The RSA crypto systems is one of the lovely and really important applications of number theory in computer science. So let's start talking about it.

The RSA crypto system is what is known as a public key cryptosystem, which has the following really amazing properties-- namely, anyone can send a secret encrypted message to a designated receiver. This is without there being any prior contact using only publicly available information.

Now, if you think about that, it's really terrific because it means that you can send a secret message to Amazon that nobody but Amazon can read even though the entire world knows what you know and can see what you sent to Amazon. And Amazon knows that it's the only one can decrypt the message you sent.

This in fact is hard to believe if you think about it. It sounds paradoxical. How can secrecy be possible using only public info?

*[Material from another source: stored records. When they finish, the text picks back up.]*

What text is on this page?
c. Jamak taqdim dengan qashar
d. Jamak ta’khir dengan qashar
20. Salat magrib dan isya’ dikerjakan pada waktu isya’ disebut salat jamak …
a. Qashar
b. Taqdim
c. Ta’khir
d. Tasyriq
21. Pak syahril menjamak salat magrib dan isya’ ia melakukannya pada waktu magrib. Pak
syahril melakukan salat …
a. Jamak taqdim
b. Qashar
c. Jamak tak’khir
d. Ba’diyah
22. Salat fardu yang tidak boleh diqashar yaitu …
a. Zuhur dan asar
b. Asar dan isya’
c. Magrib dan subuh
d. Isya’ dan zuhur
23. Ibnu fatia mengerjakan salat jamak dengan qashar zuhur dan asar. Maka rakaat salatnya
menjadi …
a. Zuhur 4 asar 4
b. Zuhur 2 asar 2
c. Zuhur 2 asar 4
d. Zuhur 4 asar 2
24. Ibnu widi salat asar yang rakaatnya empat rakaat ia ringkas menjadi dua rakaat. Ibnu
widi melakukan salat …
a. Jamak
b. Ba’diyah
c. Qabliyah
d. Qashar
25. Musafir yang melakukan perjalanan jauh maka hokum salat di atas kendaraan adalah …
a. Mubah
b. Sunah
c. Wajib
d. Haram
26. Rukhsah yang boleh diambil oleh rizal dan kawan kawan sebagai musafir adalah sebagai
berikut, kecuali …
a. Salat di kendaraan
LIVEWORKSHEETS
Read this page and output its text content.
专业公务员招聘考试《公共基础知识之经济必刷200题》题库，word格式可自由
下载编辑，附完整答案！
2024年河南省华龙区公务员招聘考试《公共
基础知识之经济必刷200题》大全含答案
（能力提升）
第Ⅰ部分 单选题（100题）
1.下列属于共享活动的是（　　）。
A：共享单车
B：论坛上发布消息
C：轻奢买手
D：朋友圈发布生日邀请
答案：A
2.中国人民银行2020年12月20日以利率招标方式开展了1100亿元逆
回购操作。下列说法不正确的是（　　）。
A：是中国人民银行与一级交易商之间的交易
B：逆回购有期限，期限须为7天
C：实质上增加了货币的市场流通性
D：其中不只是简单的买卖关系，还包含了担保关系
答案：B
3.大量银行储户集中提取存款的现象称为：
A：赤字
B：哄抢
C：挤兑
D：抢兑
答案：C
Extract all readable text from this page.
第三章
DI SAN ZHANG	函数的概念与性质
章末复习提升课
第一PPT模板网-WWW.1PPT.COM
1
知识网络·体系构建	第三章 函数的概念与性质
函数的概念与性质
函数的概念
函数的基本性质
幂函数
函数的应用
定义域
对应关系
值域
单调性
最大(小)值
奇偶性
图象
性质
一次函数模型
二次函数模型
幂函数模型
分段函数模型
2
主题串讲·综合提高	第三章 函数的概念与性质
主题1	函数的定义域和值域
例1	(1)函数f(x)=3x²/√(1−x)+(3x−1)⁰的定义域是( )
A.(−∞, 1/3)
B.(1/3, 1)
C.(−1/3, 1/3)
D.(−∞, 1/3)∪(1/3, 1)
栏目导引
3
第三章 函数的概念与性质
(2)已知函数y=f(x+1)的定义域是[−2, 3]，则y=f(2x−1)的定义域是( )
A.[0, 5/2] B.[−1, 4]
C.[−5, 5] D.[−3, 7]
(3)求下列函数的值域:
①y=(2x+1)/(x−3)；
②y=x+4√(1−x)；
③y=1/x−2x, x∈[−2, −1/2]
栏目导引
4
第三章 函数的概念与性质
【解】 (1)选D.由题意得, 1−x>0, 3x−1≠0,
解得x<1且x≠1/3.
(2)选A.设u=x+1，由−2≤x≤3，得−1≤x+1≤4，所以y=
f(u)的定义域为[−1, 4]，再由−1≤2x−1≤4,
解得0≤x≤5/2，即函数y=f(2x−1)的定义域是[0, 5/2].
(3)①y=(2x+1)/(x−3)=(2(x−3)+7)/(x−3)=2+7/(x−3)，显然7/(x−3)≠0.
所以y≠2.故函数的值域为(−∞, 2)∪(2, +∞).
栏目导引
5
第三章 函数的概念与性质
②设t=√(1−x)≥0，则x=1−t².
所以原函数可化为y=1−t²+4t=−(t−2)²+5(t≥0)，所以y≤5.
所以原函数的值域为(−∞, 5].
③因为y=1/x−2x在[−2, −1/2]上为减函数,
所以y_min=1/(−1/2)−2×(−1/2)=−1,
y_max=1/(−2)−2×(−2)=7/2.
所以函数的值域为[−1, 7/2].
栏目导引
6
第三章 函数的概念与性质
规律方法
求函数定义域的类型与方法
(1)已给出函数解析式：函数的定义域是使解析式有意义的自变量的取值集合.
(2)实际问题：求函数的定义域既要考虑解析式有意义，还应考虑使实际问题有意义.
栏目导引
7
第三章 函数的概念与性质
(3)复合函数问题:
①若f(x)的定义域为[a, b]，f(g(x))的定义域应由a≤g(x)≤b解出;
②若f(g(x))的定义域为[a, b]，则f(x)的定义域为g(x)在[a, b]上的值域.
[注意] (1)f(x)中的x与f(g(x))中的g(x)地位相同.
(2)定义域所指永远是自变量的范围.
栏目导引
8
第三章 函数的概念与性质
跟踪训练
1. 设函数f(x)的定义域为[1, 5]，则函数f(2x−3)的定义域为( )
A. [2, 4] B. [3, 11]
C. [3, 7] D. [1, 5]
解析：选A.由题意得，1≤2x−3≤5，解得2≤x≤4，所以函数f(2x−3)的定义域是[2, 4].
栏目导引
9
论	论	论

And in fact, the existence of this public key cryptosystem has some genuinely paradoxical consequence, which kind of are a mind bender. So let me tell you about one of them.

I don't know if you've heard of mental chess, but it's a standard thing in the chess world. Chess masters are so talented and have such deep insight into the game that they don't need a chessboard, and they don't need chess pieces. They can just go for walk on a country lane talking to each other and saying pond to king 4 and knight to bishop 3 and just talking chess code and play an entire chess game that way.

That's known as mental chess. It's quite impressive. In fact, the grand masters can play multiple games of mental chess against opponents who are staring at the chessboard and win the great majority of the games. Of course, these are not against other grand masters, but still.

OK. So now, this is what I propose. How about playing mental poker? If you know how to play poker, we deal our cards and we bet and so on. And my only condition is that I'll deal.

Now, that sounds like a joke and an absurd thing for you to agree to do, but it's amazing. It's actually possible.

One of the famous papers of Rivest and Shamir was how to play mental poker using public key crypto. So I once tried to persuade an eminent MIT dean who's a physicist researcher about this, and he just wouldn't believe it. He argued that it was just impossible logically.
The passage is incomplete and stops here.